A set with associative operation such that $xa=b$ and $ay=b$ can be solved, is a group

Question

Please help if there are any errors in this proof.

If a binary operation of multiplication on a nonvoid set $G$ is associative, and if all equations $xa=b$ and $ay=b$ have solutions $x$ and $y$ in $G$, then $G$ is a group.

Solution: First pick any element a' element of G. Then there exists an element u of G such that a'u= a' which is a solution to the equation. We must show that u is a left identity for all elements of G.

First we show left cancellation is possible. If there are two solutions for ax=b and ax'=b then ax=ax'and we must conclude that x=x'. Since if not x=x' then G cannot be a group. (Please help with this step in the proof, I am not convinced by its reasoning).
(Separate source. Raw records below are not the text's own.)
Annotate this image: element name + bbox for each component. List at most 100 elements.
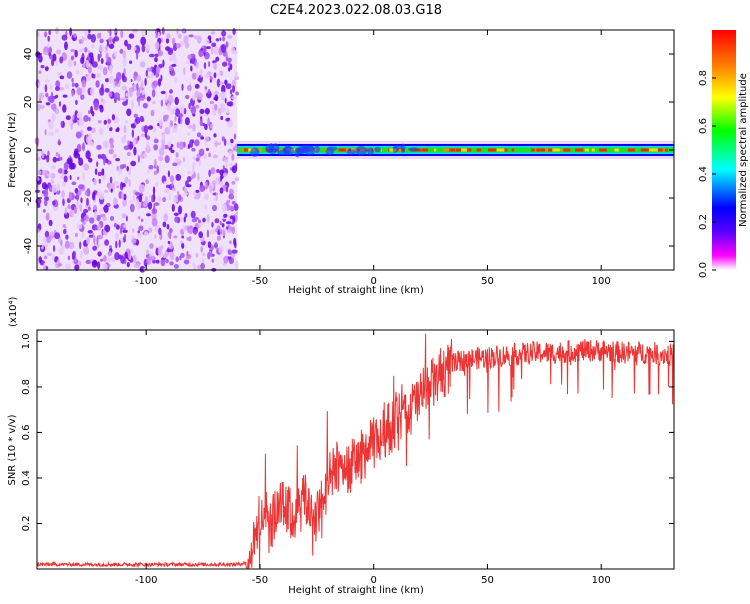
noise-speckle xyxy=(204,89,208,94)
noise-speckle xyxy=(77,176,80,180)
noise-speckle xyxy=(122,75,127,83)
noise-speckle xyxy=(41,150,45,159)
noise-speckle xyxy=(109,65,113,75)
noise-speckle xyxy=(148,164,154,170)
noise-speckle xyxy=(78,39,83,44)
noise-speckle xyxy=(225,41,229,48)
noise-speckle xyxy=(61,190,65,199)
noise-speckle xyxy=(150,72,154,79)
noise-speckle xyxy=(209,185,213,193)
noise-speckle xyxy=(215,142,221,146)
noise-speckle xyxy=(78,184,84,190)
noise-speckle xyxy=(226,107,230,114)
noise-speckle xyxy=(104,49,109,54)
noise-speckle xyxy=(167,240,171,245)
snr-y-multiplier: (x10⁴) xyxy=(8,296,19,327)
noise-speckle xyxy=(124,39,128,47)
noise-speckle xyxy=(193,264,196,271)
noise-speckle xyxy=(206,229,210,238)
noise-speckle xyxy=(141,30,145,37)
noise-speckle xyxy=(62,224,66,228)
noise-speckle xyxy=(106,256,112,262)
noise-speckle xyxy=(166,224,170,230)
noise-speckle xyxy=(220,104,225,112)
noise-speckle xyxy=(55,27,59,35)
noise-speckle xyxy=(200,262,206,270)
noise-speckle xyxy=(97,120,102,124)
noise-speckle xyxy=(169,120,174,127)
noise-speckle xyxy=(144,132,147,138)
noise-speckle xyxy=(194,139,200,147)
noise-speckle xyxy=(206,147,209,152)
noise-speckle xyxy=(93,210,98,220)
noise-speckle xyxy=(51,113,56,122)
noise-speckle xyxy=(171,187,176,192)
noise-speckle xyxy=(215,38,220,42)
noise-speckle xyxy=(42,236,47,243)
noise-speckle xyxy=(104,224,111,233)
spectrogram-x-tick-label: -100 xyxy=(135,276,158,287)
noise-speckle xyxy=(194,217,199,220)
noise-speckle xyxy=(120,226,123,235)
noise-speckle xyxy=(219,81,225,85)
band-peak xyxy=(422,148,429,152)
noise-speckle xyxy=(148,227,153,233)
noise-speckle xyxy=(228,150,234,155)
noise-speckle xyxy=(107,250,112,257)
spectrogram-y-tick-label: -20 xyxy=(23,190,34,206)
noise-speckle xyxy=(51,165,56,170)
spectrogram-x-tick-label: -50 xyxy=(252,276,268,287)
noise-speckle xyxy=(195,189,200,193)
band-bump xyxy=(392,146,398,153)
noise-speckle xyxy=(174,76,178,84)
noise-speckle xyxy=(120,255,126,264)
noise-speckle xyxy=(158,227,162,235)
band-bump xyxy=(283,146,295,156)
noise-speckle xyxy=(63,161,69,171)
noise-speckle xyxy=(55,80,61,88)
noise-speckle xyxy=(60,245,67,250)
noise-speckle xyxy=(226,186,228,193)
noise-speckle xyxy=(183,192,189,196)
noise-speckle xyxy=(97,261,101,270)
noise-speckle xyxy=(121,182,126,188)
band-peak xyxy=(449,148,456,152)
noise-speckle xyxy=(195,252,199,258)
noise-speckle xyxy=(129,60,133,64)
noise-speckle xyxy=(231,96,237,100)
noise-speckle xyxy=(132,138,136,147)
noise-speckle xyxy=(195,62,199,69)
colorbar-ticks: 0.0 0.2 0.4 0.6 0.8 xyxy=(698,70,716,278)
noise-speckle xyxy=(58,101,62,107)
noise-speckle xyxy=(174,96,179,106)
noise-speckle xyxy=(93,178,97,186)
noise-speckle xyxy=(92,191,96,201)
noise-speckle xyxy=(48,219,53,227)
noise-speckle xyxy=(220,115,224,121)
noise-speckle xyxy=(70,55,75,61)
noise-speckle xyxy=(225,221,232,225)
noise-speckle xyxy=(82,221,86,225)
noise-speckle xyxy=(73,206,78,215)
noise-speckle xyxy=(146,96,151,102)
noise-speckle xyxy=(157,195,162,203)
noise-speckle xyxy=(120,136,127,144)
noise-speckle xyxy=(70,123,73,130)
noise-speckle xyxy=(114,232,119,240)
noise-speckle xyxy=(221,84,226,94)
noise-speckle xyxy=(88,217,95,224)
snr-panel: -100 -50 0 50 100 0.2 0.4 0.6 0.8 1.0 Height of … xyxy=(7,296,675,596)
noise-speckle xyxy=(231,180,236,185)
noise-speckle xyxy=(116,127,120,132)
noise-speckle xyxy=(227,249,232,256)
noise-speckle xyxy=(173,212,179,216)
noise-speckle xyxy=(191,174,194,180)
noise-speckle xyxy=(219,92,221,98)
noise-speckle xyxy=(87,230,93,234)
snr-x-label: Height of straight line (km) xyxy=(288,585,424,596)
noise-speckle xyxy=(55,86,60,92)
noise-speckle xyxy=(67,255,71,261)
noise-speckle xyxy=(83,36,88,41)
noise-speckle xyxy=(98,128,104,136)
noise-speckle xyxy=(225,160,228,168)
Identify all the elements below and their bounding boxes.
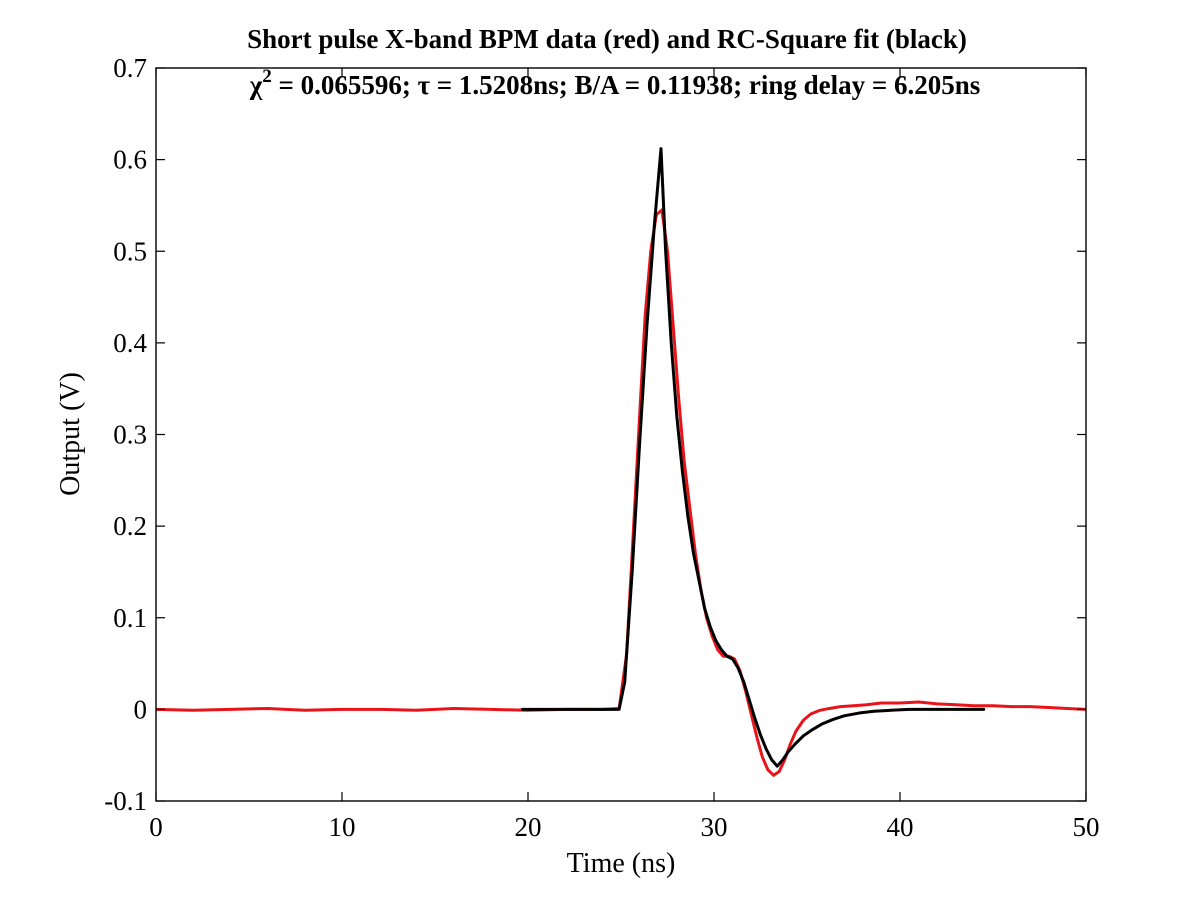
chi-symbol: χ (249, 70, 263, 100)
y-tick-label: 0.3 (113, 420, 147, 450)
tau-symbol: τ (418, 70, 431, 100)
x-tick-label: 40 (887, 812, 914, 842)
y-tick-label: 0.7 (113, 53, 147, 83)
y-tick-label: 0.2 (113, 511, 147, 541)
x-tick-label: 50 (1073, 812, 1100, 842)
x-tick-label: 0 (149, 812, 163, 842)
subtitle-rest: = 1.5208ns; B/A = 0.11938; ring delay = … (430, 70, 980, 100)
series-layer (156, 147, 1086, 777)
x-tick-label: 20 (515, 812, 542, 842)
x-tick-label: 10 (329, 812, 356, 842)
y-tick-label: 0.4 (113, 328, 147, 358)
y-tick-label: 0.1 (113, 603, 147, 633)
x-tick-label: 30 (701, 812, 728, 842)
y-tick-label: 0.6 (113, 145, 147, 175)
x-axis-label: Time (ns) (567, 848, 676, 879)
y-axis-label: Output (V) (55, 372, 86, 496)
chart-title: Short pulse X-band BPM data (red) and RC… (247, 24, 967, 54)
chart-subtitle: χ2 = 0.065596; τ = 1.5208ns; B/A = 0.119… (249, 66, 981, 100)
y-tick-label: 0 (134, 694, 148, 724)
chi-value: = 0.065596; (272, 70, 418, 100)
y-tick-label: 0.5 (113, 236, 147, 266)
ticks-layer: 0 10 20 30 40 50-0.100.10.20.30.40.50.60.7 (104, 53, 1099, 842)
chi-exponent: 2 (262, 66, 272, 87)
series-line-fit-black (520, 147, 986, 768)
y-tick-label: -0.1 (104, 786, 147, 816)
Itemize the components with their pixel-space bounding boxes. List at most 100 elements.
Now for all b of G, we have a'(ub)=a'b, using cancellation we have ub=b for all b of G, so u is a left identity. Use the equation xa= b for xa= u and this implies all a of G have a left inverse. These two properties makes G a group

Answer 1

Let $a\in G$ be arbitrary and $u$ with $au=a$, as above. Let $b\in G$. Then there is some $c\in G$ such that $ca=b$. We multiply $au=a$ on the left by $c$ to get $$bu=(ca)u=c(au)=ca=b$$ Hence $u$ is a right identity on all of $G$. By a similar, but mirror-reversed, process we can get $v$, a left identity on all of $G$. But now we apply each of these two identity properties to conclude that $$v=vu=u$$ Hence there is a two-sided identity. Now, for $a\in G$ the two properties guarantee us a left and a right inverse, i.e. $b,c\in G$ where $ba=u=ac$. But now we do the same trick again $$b=bu=b(ac)=(ba)c=uc=c$$ so in fact we have two-sided inverses.